I have yet to draw the winners of the Aussie Author Give Away. It should have closed last night local time but as I won’t get around to it until tomorrow now you should stop by and enter if you’d like a good shot at winning some crime fiction by an Aussie author.
In non book-review posts this week I ranted week about people who continue the series of other authors (usually deceased) which is not a practice I’m in favour of. As part of Weekly Geeks I’ve asked for audio book recommendations. Head over and tell me about your favourite audio books if you are a listener.
Books Then and Now
I finally reviewed Donna Moore’s Go to Helena Handbasket this week and highly recommend it to mystery fans with a liking for screwball comedy. And, after a mishap with my first copy of The Girl Who Kicked the Hornet’s Nest (bath + heavy book + fear of spiders = pulp-like mess) I finished. There should be a name for the feeling that is the particular blend of satisfaction and melancholy that accompanies the closing of the last book in a series you thoroughly enjoyed. Sigh.
I’ve also had some DNFs of late but the last time I mentioned a DNF here all kinds of hell broke so I’ll not name them. Having read a bunch of fine examples of how it’s possible to do something different, even unique, with this genre I get increasingly bored with the formulaic stuff that used to be my bread and butter reading before I discovered book blogs and realised I didn’t have to rely on the staff at the local chain store for my recommended reading.
But the benefits of a 100+ TBR pile is that there’s always something else to try. I expect to finish listening to Ann Cleeves’ White Nights this week and am currently reading a 22-year-old book called The Unorthodox Murder of Rabbi Wahl by Joseph Telushkin. It was a book I mooched after seeing it discussed somewhere online (note to self, keep a record of who recommended the books I read) and I’m finding it a quite interesting depiction of the Jewish religion intertwined with a classic whodunnit.
Arrivals and Departures
I blame Maxine for this week’s sole purchase of Ake Edwardsson’s Frozen Tracks. She had recommended it some weeks ago and I spied it on a specials table so, being very (very) weak I snapped it up.
In the interests of full disclosure I can’t blame Maxine for me being in the bookstore near the specials table where I really had no need to be and in all likelihood if it hadn’t been that book it would have been something else because, as I mentioned, I’m very (very) weak.
However, I sent two books off to fellow bookmoochers so I’m in front this week, if only by one.
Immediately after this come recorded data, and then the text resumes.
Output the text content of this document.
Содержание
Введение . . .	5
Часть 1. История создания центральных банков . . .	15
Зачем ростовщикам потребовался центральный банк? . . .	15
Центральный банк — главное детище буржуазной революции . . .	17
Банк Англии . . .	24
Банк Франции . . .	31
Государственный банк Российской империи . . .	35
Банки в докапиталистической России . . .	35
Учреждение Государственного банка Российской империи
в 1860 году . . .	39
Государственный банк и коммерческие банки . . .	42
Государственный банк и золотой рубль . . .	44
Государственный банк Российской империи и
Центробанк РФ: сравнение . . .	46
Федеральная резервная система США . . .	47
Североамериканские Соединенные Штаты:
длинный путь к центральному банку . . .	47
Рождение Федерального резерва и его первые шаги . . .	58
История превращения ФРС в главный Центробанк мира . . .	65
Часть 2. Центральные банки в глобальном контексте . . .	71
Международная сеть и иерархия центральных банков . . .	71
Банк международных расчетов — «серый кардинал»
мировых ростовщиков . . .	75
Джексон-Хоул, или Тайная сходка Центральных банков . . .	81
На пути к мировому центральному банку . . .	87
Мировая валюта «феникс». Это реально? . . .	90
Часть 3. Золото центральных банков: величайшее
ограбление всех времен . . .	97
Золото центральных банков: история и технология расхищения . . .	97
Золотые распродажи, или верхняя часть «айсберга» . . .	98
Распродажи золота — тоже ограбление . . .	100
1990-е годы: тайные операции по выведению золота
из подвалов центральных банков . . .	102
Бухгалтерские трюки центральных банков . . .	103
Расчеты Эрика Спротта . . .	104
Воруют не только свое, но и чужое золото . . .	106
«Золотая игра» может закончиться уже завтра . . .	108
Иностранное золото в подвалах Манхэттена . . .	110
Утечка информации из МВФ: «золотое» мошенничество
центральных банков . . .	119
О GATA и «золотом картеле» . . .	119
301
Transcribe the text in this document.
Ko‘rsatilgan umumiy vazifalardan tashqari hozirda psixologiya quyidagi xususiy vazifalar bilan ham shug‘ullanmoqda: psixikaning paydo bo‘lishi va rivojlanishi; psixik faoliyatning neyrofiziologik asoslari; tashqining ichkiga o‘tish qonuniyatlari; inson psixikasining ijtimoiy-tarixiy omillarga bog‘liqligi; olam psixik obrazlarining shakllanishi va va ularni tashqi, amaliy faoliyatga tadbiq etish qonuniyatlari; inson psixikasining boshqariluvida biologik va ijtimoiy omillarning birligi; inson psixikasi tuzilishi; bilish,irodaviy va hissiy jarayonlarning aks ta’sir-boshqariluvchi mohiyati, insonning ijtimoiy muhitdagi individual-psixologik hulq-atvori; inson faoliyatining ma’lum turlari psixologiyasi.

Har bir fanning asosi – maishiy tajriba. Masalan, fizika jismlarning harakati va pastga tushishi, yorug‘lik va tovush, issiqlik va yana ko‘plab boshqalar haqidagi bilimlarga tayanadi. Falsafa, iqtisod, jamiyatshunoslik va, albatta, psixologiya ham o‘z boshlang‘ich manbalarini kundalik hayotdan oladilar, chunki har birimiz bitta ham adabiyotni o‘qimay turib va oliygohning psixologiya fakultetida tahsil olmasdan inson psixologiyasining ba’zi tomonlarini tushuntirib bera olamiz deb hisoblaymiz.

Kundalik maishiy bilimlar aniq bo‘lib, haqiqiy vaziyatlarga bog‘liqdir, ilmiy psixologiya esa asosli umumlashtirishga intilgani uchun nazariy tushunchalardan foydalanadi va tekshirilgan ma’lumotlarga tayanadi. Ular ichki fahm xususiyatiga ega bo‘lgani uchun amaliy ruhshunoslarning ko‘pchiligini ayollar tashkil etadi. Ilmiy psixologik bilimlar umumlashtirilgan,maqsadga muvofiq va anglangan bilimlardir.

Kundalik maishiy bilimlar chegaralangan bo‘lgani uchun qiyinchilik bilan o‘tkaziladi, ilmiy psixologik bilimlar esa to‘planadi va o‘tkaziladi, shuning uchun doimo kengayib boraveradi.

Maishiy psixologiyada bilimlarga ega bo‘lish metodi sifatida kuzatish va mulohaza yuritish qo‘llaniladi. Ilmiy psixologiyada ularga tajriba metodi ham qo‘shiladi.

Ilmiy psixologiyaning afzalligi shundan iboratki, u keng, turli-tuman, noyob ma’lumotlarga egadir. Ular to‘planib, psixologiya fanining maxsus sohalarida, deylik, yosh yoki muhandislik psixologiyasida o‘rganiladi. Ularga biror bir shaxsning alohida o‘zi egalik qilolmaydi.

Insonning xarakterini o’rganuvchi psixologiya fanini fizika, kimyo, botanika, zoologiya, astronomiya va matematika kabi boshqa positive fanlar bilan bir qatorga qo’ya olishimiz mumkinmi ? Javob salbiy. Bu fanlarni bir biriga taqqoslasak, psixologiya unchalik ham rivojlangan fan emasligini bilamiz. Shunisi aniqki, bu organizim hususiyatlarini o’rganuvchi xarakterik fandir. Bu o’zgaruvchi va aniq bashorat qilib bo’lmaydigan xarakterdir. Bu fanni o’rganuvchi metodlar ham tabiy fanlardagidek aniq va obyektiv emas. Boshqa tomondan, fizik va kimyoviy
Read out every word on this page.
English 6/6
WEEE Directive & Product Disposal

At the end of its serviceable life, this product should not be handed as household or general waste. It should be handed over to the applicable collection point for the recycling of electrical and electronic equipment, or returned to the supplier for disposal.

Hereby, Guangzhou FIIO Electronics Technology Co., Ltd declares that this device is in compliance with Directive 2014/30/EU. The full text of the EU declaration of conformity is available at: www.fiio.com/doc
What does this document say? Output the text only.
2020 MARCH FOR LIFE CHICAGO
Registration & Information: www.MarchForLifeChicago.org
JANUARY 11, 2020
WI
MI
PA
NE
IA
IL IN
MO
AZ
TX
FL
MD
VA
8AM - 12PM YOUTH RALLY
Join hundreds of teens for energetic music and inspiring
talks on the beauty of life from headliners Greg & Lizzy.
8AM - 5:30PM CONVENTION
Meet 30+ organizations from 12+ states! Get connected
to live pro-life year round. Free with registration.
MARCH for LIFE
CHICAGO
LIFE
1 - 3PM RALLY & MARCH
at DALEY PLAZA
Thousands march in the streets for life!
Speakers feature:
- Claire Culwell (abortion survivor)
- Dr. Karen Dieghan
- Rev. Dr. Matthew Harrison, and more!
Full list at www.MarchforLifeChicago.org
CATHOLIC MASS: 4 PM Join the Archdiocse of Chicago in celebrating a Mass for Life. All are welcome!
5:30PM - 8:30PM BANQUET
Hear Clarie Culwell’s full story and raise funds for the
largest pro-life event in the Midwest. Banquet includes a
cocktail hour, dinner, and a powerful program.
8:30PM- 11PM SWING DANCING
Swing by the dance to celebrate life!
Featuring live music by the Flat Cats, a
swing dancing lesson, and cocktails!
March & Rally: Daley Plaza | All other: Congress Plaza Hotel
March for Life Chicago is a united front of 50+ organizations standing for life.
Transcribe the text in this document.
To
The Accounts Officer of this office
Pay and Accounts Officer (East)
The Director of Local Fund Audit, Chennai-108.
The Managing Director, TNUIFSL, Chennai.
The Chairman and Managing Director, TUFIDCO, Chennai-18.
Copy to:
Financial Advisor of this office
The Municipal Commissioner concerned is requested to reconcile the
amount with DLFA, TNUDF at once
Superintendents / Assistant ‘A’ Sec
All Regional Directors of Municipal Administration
- Am I the last book blogger on the planet who hadn’t discovered the Book Blog Search Engine? Probably. In case I’m the penultimate discoverer I thought I would mention it and its general awesomeness. It’s a customised search engine created by Fyrefly and allows you to search for mentions of a book only on book blogs (i.e. it cuts out all the pesky mainstream media and amazon links that often clutter up search results).
- Kerrie at Mysteries in Paradise has a similar customised search that only searches crime fiction blogs (go to her site and scroll down to the 9th box on the right hand side-bar).
- The possible lifting of parallel import bans for Australian booksellers again raised its head in the news this week. I am increasingly of the opinion that lifting the ban won’t do anything for writers or readers. The only thing everyone seems to agree on is that it would help big business get bigger. Which is not the best of all possible outcomes in a market the size of Australia’s.
- I honestly don’t know what to make of this opinion piece that looks positively at the growing phenomenon of self-publishing. The independent thinking part of my brain says “sure, go for it…the technology makes it possible and why should mega-corporations have all the say?”. The part of me that doesn’t believe the old saying ‘everyone has a book in them’ worries that even more trees will die in the pursuit of vanity than is currently the case.
…and one more thing
My almost least favourite people on the planet are a The Offended. They’re the folks who actively seek out opportunities to be affronted by a movie, TV show, book or work of art, are often members of groups with the word Family in the title and can reliably be guaranteed to have An Opinion about all the things causing Offence throughout the land. Although I despise these people, my absolute least favourite humans are the ones who call themselves ‘journalists’ and report the Opinions of The Offended at length in our so-called news media, often without offering any alternate point of view whatsoever. STOP REPORTING THEM AS REPRESENTATIVE. These people don’t speak for me.
Do you think a lobby group called ‘people who don’t really care what others are doing as long as no one is forced to watch/see/read/participate in anything they don’t want to’ would get as much air time?